Source: East of the Sun and West of the Moon, Asbjornsen and Moe

 

The Ant and his Hoe September 6, 2009

Once upon a time, an ant and a grasshopper made an alliance.

You see, the winter was coming, and had promised, in writing, to be especially harsh that year. So many animals and insects and fish were forming alliances to get through the season.

Several times during the summer, and then during the fall, the ant attempted to get the grasshopper to meet with him and set down assignments for each to accomplish. However, the grasshopper always begged forgiveness and told the ant they’d meet another day.

By the time the winter finally came, the ant realized he had done all the work: he’d collected the food, prepared the food, stored the food, and made several special dishes that had been taught to him by his mother. The grasshopper, however, had done no work at all.

So one cold day, when the grasshopper was watching his soaps, there was a knocking on the door. The grasshopper gladly opened it. He had been anxiously awaiting the food provided by the ant.

Instead, he found the ant waiting with just his hoe.

The ant proceeded to beat the grasshopper with the hoe then, again and again until he lay bloody and twitching on the floor. After a while, he did toss him in the back of his van and take him to the hospital.

And so the grasshopper survived with only a few scars and a lifelong fear of hoes, but he never took advantage of the ant again.

The End.

Source: The Ant and the Grasshopper, Aesop’s Fables.

 

Porpoise and the Dog in the Mirror September 3, 2009

Once upon a time, a dog named Porpoise lived in a very large, very nice house. He wasn’t the cleverest dog ever, but he was loyal and fierce and had nice shining fur, so that was okay.

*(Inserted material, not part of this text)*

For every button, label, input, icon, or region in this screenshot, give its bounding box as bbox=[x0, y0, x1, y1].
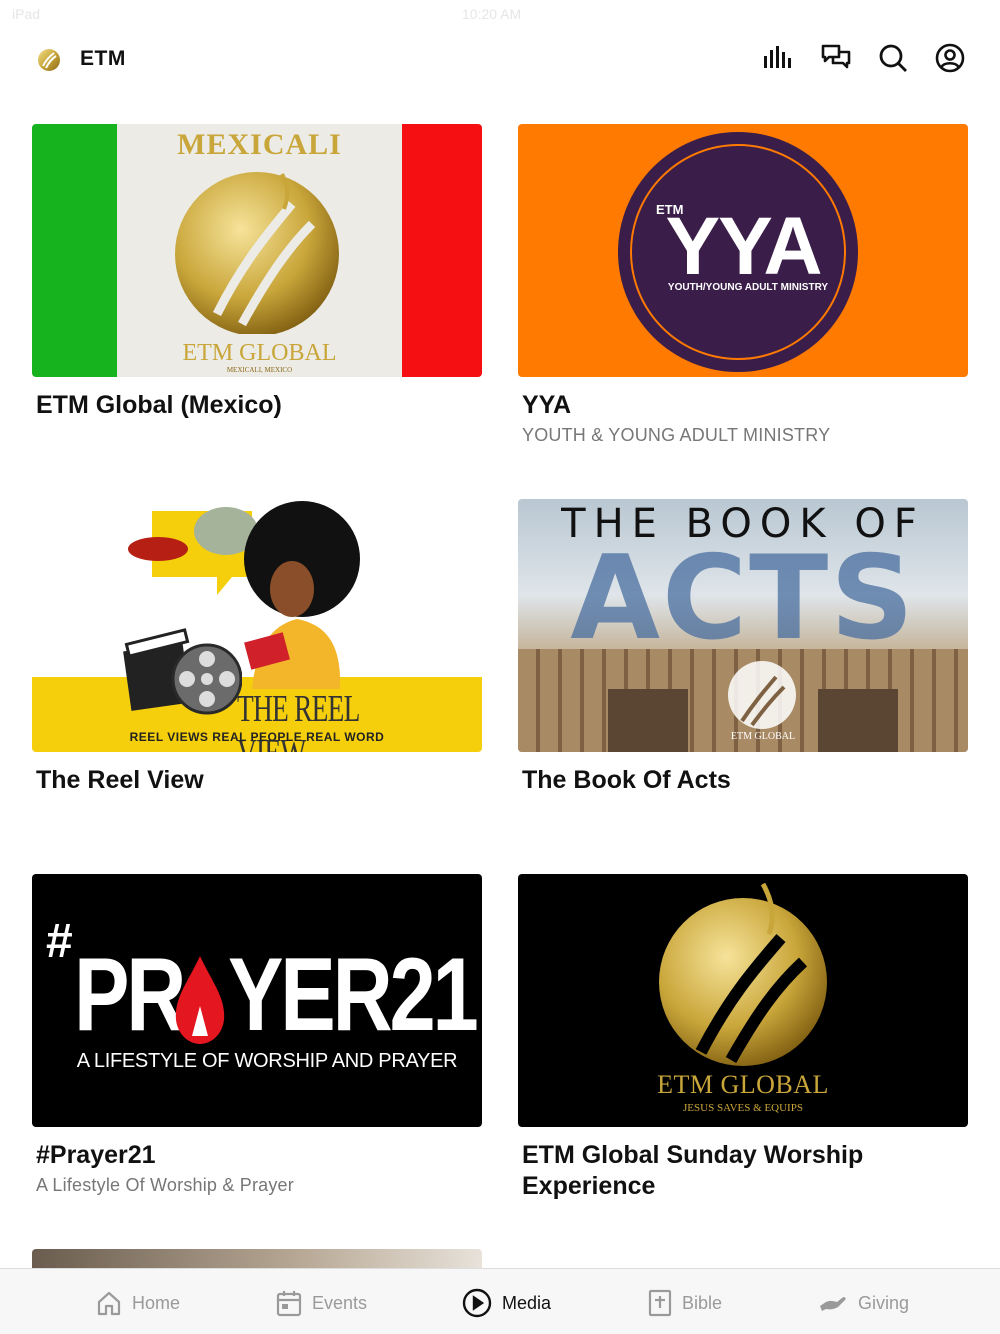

Sometimes, when Porpoise had no intruders to scare away, or dog food to eat, he liked to explore his big nice house. He almost always found something he’d never seen before, or at least something he’d found once and forgotten about.

One day, he was exploring a new room when, passing by something shiny and silver, he encountered something he’d not seen before: another dog.

It was most certainly a male, a brown dog with black ears and a fluffy tail. But it was snarling, and looked ready to attack.

Porpoise began to growl back, but was interrupted when his owner came in, patted him on the head, and laughed about him growling at the mirror.

As he left the room, he was sure he saw the mirror dog turn into a hippopotamus.

The following day, he walked back up to the mirror, where the dog was waiting. But this time, his smaller owner came and made him go outside and play. This time, the dog thought he saw a rhinoceros watching him leave.

But that night, Porpoise made sure no one else was awake when he returned to the mirror. And the mirror dog was there, waiting, and it seemed to smile.

Porpoise barked and he growled, and his hackles went up, and the mirror dog just snarled and growled and paced.

Not knowing what else to do, the dog took his favorite toy, a light blue kitty and hit it against the mirror.

There was a thud, and a thwack, and a small crack appeared on the mirror. And the mirror dog ran away with its tail between its legs. As it ran, the dog thought it saw it turn into something smaller and softer, with sharper claws and pointy ears.

But his job was done, so Porpoise went downstairs, and slept on the couch until the sun came up.